Earlier this year, a Sri Lankan woman was nabbed by Customs at Bandaranaike International Airport while attempting to smuggle 11 kgs of pangolin scales to Chennai. It was the largest pangolin-related bust in Sri Lankan history and, ironically enough, occurred on February 18—World Pangolin Day.
The incident is one of four cases recorded by Customs in the past five years. In 2012, Customs intercepted 2.2 kgs of scales. Then, in 2015, they intercepted around 25 scutes. More recently, on May 4, Customs intercepted 3.8 kgs of scales. In each case, the smuggler was travelling to Chennai, India.
Manis crassicaudata, or the Indian pangolin, is one of Sri Lanka’s quirkier and lesser known animals. Known as ‘kaballawa’ in Sinhala and ‘alungu’ in Tamil, these scaly mammals can be found throughout Sri Lanka, with the exception of the hill country, and have traditionally been hunted for their bushmeat.
Unbeknownst to most Sri Lankans however, is that the pangolin is also the world’s most trafficked mammal. According to some estimates by the International Union for Conservation of Nature (IUCN), at least a million pangolins have been traded illegally on the international black market since 2000.
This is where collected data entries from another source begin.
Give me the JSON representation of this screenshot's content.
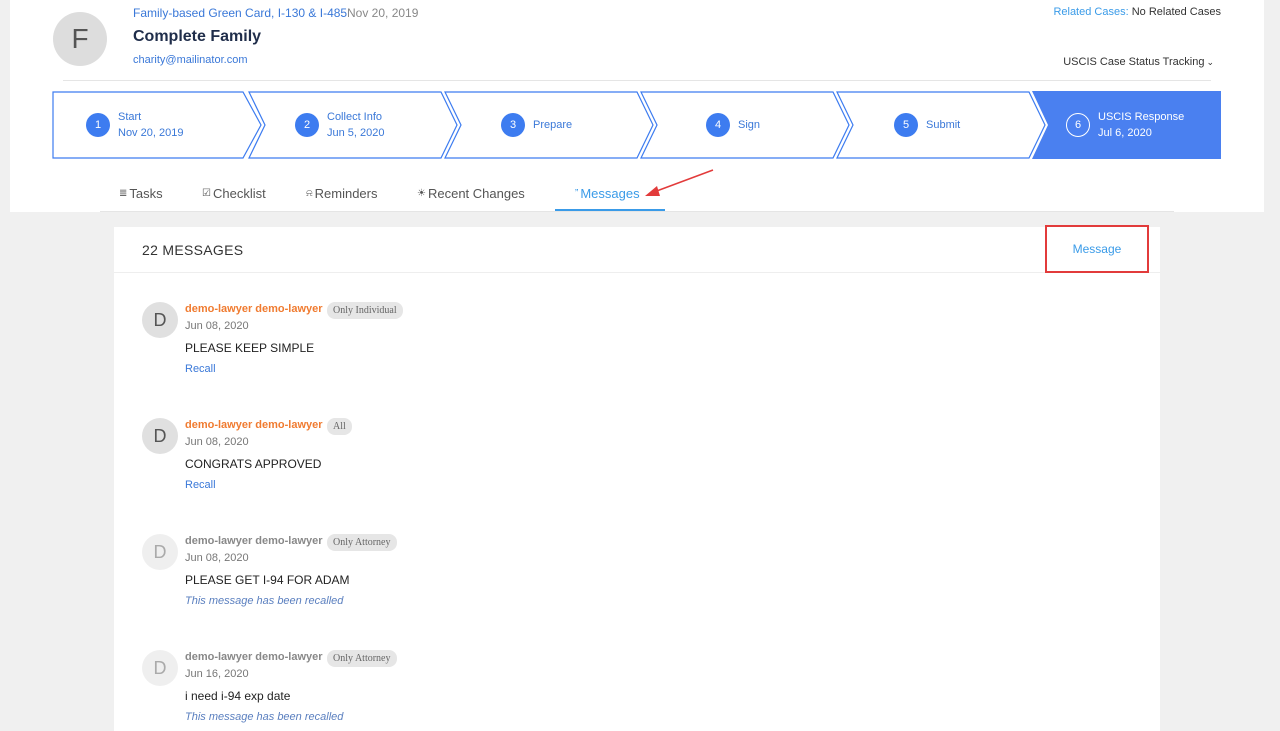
{
  "header": {
    "avatar_letter": "F",
    "case_type": "Family-based Green Card, I-130 & I-485",
    "case_date": "Nov 20, 2019",
    "family_name": "Complete Family",
    "email": "charity@mailinator.com",
    "related_label": "Related Cases:",
    "related_value": "No Related Cases",
    "uscis_tracking": "USCIS Case Status Tracking",
    "uscis_chevron": "⌄"
  },
  "steps": [
    {
      "num": "1",
      "title": "Start",
      "date": "Nov 20, 2019"
    },
    {
      "num": "2",
      "title": "Collect Info",
      "date": "Jun 5, 2020"
    },
    {
      "num": "3",
      "title": "Prepare",
      "date": ""
    },
    {
      "num": "4",
      "title": "Sign",
      "date": ""
    },
    {
      "num": "5",
      "title": "Submit",
      "date": ""
    },
    {
      "num": "6",
      "title": "USCIS Response",
      "date": "Jul 6, 2020"
    }
  ],
  "colors": {
    "accent": "#3d7cf0",
    "active_step": "#4a80f0",
    "author": "#f07b30",
    "annotation": "#e23b3b"
  },
  "tabs": [
    {
      "icon": "≣",
      "label": "Tasks"
    },
    {
      "icon": "☑",
      "label": "Checklist"
    },
    {
      "icon": "⍾",
      "label": "Reminders"
    },
    {
      "icon": "☀",
      "label": "Recent Changes"
    },
    {
      "icon": "”",
      "label": "Messages"
    }
  ],
  "messages_panel": {
    "count_label": "22 MESSAGES",
    "message_button": "Message"
  },
  "messages": [
    {
      "avatar": "D",
      "author": "demo-lawyer demo-lawyer",
      "badge": "Only Individual",
      "date": "Jun 08, 2020",
      "text": "PLEASE KEEP SIMPLE",
      "action": "Recall"
    },
    {
      "avatar": "D",
      "author": "demo-lawyer demo-lawyer",
      "badge": "All",
      "date": "Jun 08, 2020",
      "text": "CONGRATS APPROVED",
      "action": "Recall"
    },
    {
      "avatar": "D",
      "author": "demo-lawyer demo-lawyer",
      "badge": "Only Attorney",
      "date": "Jun 08, 2020",
      "text": "PLEASE GET I-94 FOR ADAM",
      "note": "This message has been recalled"
    },
    {
      "avatar": "D",
      "author": "demo-lawyer demo-lawyer",
      "badge": "Only Attorney",
      "date": "Jun 16, 2020",
      "text": "i need i-94 exp date",
      "note": "This message has been recalled"
    }
  ]
}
Of the eight species of pangolin, found in parts of Sub-Saharan Africa, South and South-East Asia—all are threatened with extinction. According to the IUCN’s most recent assessment, the Indian pangolin, in particular, is at risk, due to “hunting and increasing levels of poaching, principally for its meat and scales, both for local use and for illicit international trade in scales.”
The assessment expects that the current population of Indian pangolins may be halved by the year 2035—in less than two decades.
Poaching of pangolins in neighbouring South Asian countries like India and Pakistan is widespread, with the resulting produce shipped for consumption in East Asia, either for meat or traditional medicines. Sri Lanka has historically not been involved in this illegal trade, but that is slowly changing.
“We only know of the few cases where smugglers have been caught, all of which have been at the international airport,” says Samantha Gunasekara, former Deputy Director of Customs and founder of the Customs Biodiversity, Cultural and National Heritage Protection Unit.
“Traders in Sri Lanka find agents from various villages, who then poach the animals and pass them to a smuggler, who takes it to a well-known trader in Chennai. By the time we apprehend a smuggler, the damage to biodiversity has already been done,” he said.
Pangolins are officially protected in Sri Lanka under the Flora and Fauna Protection Ordinance, making poaching and trading of pangolin products strictly illegal. But Gunasekara warns that this is not enough.
“Unlike other countries where authorities are trying to reduce the pangolin trade, here in Sri Lanka, a trade is growing out of nothing. Without sufficient education and action, it could spin out of control.”
Preventing large-scale pangolin trafficking from taking root in Sri Lanka will require immediate action at the grassroots level. Environmental lawyer, Jagath Gunawardena, argues that this is difficult because the general population tends to only raise concerns about more iconic animals like whales and elephants.
“People need to be educated about this island’s vast biodiversity. Every single plant and animal is a link in an intricate chain, and we as a nation must protect our biodiversity at all costs,” he said.